I woke up thinking today. And what I was thinking was that everything I think is an acorn that could become an oak tree.
Most of what I think, honestly, never becomes an oak tree. Being acorns, they gather on the ground and rot, I guess. I'd like to say they wither on the vine, but that's a whole different plant.
Acorns, though, really don't gather on the ground and rot. I mean, they potentially could ... if they fell on some really poor ground. But if they fell on really poor ground, there wouldn't have been an oak tree there in the first place.
I visited at a place in town a few times over the summer, and I saw a couple of oak trees in this guy's yard, plus I saw hundreds, maybe thousands of acorns. He explained to me the pattern of what was going on. And it was an eye opener. There's an oak tree, and there's all these acorns it's dropping. They're on the ground. And a bunch of them start sprouting up.
So now you've got literally hundreds of little trees all around. But at this point they're a total nuisance. Because the property owner only wants the one parent tree, and not to have it surrounded by hundreds of little trees. So he was mowing them. But you know what happened? They grow again. They get mowed again. And they grow again, and again, and again. You can pull one up and see it's been mowed five or six times and yet it's sprouted over and over.

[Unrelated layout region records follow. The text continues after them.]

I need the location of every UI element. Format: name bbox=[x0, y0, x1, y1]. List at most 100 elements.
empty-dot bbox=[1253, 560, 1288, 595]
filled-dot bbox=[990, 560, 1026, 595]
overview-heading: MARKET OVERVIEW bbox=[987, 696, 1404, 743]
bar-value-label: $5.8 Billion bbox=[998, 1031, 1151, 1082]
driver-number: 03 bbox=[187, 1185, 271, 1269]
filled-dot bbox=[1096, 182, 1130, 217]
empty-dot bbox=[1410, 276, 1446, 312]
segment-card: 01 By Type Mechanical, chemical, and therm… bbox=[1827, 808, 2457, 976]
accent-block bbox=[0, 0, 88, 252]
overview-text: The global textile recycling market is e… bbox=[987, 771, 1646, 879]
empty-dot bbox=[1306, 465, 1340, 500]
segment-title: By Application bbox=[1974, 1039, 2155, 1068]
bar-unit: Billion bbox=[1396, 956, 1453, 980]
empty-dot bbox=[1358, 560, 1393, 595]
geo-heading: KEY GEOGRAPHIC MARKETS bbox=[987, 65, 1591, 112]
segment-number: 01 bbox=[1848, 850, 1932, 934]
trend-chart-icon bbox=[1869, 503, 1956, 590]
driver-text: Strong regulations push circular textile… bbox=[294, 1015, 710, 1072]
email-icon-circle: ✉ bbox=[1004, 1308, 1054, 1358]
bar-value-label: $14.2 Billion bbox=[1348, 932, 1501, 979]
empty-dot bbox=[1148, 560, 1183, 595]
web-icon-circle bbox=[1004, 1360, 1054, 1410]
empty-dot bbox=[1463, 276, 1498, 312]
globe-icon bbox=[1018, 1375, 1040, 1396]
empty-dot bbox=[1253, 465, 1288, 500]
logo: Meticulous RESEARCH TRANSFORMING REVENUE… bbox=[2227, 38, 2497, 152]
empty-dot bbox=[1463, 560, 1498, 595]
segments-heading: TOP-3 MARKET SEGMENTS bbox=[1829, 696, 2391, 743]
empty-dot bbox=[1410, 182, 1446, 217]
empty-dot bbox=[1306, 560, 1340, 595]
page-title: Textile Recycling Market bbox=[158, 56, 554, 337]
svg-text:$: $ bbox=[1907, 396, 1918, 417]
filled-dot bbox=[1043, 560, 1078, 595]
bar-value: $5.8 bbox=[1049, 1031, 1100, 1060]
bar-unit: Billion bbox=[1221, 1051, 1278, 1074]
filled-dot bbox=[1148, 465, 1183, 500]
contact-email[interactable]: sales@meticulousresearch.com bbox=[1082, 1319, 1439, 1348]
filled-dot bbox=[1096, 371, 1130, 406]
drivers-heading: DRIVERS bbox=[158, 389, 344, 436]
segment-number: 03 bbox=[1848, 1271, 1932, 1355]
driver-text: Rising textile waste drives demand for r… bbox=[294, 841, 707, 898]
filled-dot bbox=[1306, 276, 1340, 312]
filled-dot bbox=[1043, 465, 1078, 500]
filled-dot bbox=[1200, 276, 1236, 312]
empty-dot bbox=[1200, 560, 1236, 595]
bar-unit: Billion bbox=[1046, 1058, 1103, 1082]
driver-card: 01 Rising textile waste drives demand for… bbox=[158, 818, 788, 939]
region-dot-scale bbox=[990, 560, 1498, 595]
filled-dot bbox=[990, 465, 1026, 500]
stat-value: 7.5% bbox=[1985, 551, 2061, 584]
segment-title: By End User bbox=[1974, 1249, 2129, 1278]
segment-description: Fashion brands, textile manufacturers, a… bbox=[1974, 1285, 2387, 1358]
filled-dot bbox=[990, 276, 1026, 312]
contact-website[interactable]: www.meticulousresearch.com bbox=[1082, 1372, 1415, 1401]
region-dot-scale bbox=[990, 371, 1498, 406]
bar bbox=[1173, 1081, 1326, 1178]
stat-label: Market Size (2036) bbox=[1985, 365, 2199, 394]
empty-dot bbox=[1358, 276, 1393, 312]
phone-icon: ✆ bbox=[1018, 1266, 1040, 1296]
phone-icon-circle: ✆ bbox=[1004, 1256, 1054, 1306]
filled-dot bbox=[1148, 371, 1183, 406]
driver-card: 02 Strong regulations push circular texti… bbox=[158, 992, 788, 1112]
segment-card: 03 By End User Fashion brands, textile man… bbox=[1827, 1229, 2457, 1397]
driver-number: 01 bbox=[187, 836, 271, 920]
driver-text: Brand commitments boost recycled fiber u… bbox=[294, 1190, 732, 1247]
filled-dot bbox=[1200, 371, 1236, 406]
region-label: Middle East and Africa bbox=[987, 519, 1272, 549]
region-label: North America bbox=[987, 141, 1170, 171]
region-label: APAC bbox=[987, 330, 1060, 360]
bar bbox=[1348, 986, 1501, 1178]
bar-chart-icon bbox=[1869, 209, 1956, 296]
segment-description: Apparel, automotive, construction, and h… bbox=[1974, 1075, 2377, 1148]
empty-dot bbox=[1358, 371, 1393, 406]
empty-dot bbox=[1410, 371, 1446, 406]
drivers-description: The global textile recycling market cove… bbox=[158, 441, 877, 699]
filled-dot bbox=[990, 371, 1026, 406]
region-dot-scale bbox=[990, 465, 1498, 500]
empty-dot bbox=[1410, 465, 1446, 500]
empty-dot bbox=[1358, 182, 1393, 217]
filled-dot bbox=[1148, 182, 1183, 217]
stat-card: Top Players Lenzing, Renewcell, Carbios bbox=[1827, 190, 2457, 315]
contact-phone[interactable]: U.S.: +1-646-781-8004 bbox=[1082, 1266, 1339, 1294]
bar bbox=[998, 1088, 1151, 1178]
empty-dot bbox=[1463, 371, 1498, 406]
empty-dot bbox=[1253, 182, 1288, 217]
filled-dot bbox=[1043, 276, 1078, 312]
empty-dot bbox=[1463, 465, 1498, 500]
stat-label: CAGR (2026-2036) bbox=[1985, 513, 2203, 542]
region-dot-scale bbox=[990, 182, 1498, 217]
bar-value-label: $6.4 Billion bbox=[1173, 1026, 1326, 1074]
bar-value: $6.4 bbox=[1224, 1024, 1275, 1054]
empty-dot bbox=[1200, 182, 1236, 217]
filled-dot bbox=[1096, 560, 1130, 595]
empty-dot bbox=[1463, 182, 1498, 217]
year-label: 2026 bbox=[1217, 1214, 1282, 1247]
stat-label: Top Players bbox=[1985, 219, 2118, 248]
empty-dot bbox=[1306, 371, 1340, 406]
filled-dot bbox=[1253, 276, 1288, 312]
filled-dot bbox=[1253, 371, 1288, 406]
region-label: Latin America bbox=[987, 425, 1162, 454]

That's a picture of my thoughts. See? You've got me in the center. Then I'm thinking my thoughts, and they're falling everywhere. Some of them I pick up -- this is where the figure breaks down. I pick them up and do things with them, like write them down or act on them in some way. At this point they have nothing to do with acorns and oaks. But most of them lay scattered all around and ignored. Again, the figure breaks down, because I go about my business unperturbed by anything to do with acorns and oaks.
The inspiring part about it -- and remember, even though I'm the parent tree in the center, that doesn't mean I'm going to give way for another tree -- is that occasionally a thought of mine will be like an acorn that falls from an oak. Then, somehow, maybe it's carried by a mental squirrel far away from its parent, and it becomes an inspiration for someone else. It's conceivable. The squirrel plants it, it sprouts up, becomes an oak, the passage of time is greatly accelerated, being nothing like the slowness of the growth of an actual oak, and it bears fruit, although there's technically no oak fruit except more acorns, and everyone's blessed.
Meanwhile, here I am, the parent tree, getting up in the morning, thinking about the fruit I cast off, and hoping it makes good sense to you.